Freilich erfolgen Ausgleichszahlungen für die Erbringung kommunaler Leistungen bei Weitem nicht in allen Fällen auf Grundlage einer vergaberechtlichen Ausschreibung, so dass die beihilfenrechtliche Problematik solcher Zahlungen weiterhin besteht. Jedenfalls im Grundsatz ist das Beihilfenrecht für die Kommunen bei der Finanzierung von Daseinsvorsorgeleistungen auch nach Altmark relevant, hat der EuGH doch in diesem Urteil insbesondere festgestellt, dass „weder der verhältnismäßig geringe Umfang einer Beihilfe noch die verhältnismäßig geringe Größe des begünstigten Unternehmens […] nämlich von vornherein die Möglichkeit einer Beeinträchtigung des Handels zwischen Mitgliedstaaten aus[schließt].“ Insbesondere dort, wo bereits ein grenzüberschreitender Markt für eine zu erbringende Dienstleistung besteht, kann dies dazu führen, dass auch Zahlungen in vergleichsweise geringer Höhe an kleine Unternehmen, etwa kommunale Betriebe, beihilfenrechtlich relevant sind. Dass die Finanzierung der Daseinsvorsorge durch größere Städte – zumindest grundsätzlich – beihilfenrechtlich relevant sein kann, liegt ohnedies auf der Hand.
Der jetzige Zeitpunkt erscheint aus mehreren Gründen besonders geeignet, auf diese Problematik einzugehen. Zum ersten liegt das grundlegende Urteil des EuGH in der Rechtssache Altmark Trans, wie erwähnt, fast exakt zwei Jahre zurück, so dass es lohnenswert erscheint, darzustellen, welche Entwicklung die Rechtsprechung und die beihilfenrechtliche Praxis, insbesondere die Entscheidungspraxis der Europäischen Kommission seit diesem Zeitpunkt genommen hat.
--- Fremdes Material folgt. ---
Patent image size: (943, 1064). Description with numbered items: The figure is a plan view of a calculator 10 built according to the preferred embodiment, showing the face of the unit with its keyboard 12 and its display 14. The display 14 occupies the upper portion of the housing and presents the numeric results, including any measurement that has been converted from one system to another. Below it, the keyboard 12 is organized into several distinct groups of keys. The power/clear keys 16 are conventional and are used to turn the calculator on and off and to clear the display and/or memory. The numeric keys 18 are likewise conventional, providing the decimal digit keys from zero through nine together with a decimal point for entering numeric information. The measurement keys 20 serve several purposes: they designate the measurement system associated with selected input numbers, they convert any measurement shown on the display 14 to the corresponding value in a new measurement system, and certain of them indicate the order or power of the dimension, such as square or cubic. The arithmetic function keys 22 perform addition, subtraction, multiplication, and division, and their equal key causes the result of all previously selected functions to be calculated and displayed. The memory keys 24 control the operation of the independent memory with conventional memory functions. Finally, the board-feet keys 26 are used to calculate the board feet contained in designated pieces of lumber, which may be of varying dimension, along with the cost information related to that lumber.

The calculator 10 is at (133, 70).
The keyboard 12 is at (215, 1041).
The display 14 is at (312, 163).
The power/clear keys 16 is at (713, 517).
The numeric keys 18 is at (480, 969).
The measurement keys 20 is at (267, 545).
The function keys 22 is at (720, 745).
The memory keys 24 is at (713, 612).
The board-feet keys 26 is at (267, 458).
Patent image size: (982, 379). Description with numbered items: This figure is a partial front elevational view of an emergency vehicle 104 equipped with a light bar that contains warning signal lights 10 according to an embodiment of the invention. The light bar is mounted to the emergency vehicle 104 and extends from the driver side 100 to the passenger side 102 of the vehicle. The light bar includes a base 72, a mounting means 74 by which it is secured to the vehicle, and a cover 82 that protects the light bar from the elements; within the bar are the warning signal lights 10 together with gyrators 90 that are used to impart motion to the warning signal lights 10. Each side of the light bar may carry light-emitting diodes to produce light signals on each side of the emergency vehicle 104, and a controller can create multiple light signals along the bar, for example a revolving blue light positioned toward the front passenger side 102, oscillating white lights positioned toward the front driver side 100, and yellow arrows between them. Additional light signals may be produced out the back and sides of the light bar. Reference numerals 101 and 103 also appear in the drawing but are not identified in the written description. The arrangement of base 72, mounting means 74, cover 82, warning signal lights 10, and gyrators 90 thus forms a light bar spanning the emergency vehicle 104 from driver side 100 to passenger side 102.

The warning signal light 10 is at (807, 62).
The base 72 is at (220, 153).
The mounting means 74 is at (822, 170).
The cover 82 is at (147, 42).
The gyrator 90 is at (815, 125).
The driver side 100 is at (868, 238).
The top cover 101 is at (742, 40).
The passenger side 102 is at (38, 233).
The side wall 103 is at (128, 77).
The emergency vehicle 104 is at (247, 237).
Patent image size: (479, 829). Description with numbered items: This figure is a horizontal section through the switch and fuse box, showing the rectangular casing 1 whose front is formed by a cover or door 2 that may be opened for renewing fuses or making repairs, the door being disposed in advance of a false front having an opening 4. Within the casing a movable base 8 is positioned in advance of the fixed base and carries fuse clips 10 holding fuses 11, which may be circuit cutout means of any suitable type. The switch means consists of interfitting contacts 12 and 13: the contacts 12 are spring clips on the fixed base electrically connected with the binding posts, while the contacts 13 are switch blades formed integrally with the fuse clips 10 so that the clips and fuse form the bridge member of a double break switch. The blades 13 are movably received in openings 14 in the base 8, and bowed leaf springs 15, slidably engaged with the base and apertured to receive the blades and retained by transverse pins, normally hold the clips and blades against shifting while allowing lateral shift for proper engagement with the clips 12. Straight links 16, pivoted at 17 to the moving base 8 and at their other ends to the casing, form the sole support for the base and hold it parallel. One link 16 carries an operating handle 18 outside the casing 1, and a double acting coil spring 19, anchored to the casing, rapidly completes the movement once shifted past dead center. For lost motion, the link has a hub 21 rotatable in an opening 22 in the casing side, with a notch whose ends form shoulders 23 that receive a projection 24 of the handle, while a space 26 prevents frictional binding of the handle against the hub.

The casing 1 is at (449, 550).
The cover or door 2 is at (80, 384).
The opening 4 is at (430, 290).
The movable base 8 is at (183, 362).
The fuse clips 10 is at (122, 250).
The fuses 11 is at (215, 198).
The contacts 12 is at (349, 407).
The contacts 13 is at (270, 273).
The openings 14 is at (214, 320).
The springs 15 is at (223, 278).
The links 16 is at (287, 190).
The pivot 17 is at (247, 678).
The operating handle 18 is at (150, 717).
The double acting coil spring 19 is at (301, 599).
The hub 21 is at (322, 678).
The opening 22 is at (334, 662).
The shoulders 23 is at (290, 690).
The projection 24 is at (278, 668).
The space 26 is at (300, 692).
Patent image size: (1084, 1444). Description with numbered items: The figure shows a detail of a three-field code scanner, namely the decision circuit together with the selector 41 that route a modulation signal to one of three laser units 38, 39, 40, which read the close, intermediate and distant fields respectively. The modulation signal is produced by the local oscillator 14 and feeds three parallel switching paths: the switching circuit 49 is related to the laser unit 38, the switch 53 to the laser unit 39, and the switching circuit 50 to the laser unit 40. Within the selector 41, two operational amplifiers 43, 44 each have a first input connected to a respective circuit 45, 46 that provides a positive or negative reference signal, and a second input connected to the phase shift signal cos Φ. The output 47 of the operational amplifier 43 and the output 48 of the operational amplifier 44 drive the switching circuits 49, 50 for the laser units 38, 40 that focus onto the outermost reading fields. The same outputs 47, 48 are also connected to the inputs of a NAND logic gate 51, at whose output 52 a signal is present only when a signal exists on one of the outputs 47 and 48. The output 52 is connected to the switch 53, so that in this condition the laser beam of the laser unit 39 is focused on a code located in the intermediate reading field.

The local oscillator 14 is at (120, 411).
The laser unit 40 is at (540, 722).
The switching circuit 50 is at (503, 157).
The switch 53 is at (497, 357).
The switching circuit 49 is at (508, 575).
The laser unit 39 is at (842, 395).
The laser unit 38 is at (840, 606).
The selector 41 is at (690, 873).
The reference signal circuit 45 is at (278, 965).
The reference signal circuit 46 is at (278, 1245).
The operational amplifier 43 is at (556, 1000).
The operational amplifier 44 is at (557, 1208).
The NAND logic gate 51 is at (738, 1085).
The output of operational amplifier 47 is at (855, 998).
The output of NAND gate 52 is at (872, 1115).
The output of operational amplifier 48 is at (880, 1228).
Zum zweiten steht die Weiterentwicklung des beihilfenrechtlichen Rahmens derzeit ganz allgemein auf dem Prüfstand der Kommission, die einen Aktionsplan zur Reform des Rechtsrahmens im Zeitraum 2005–2009 vorgelegt hat. Und drittens hat die Kommission erst im Frühsommer 2005 eine Entscheidung über das sogenannte „Monti-Paket“ getroffen, mit dem gerade die Finanzierung kommunaler Versorgungsleistungen in naher Zukunft erhebliche Erleichterungen erfahren soll.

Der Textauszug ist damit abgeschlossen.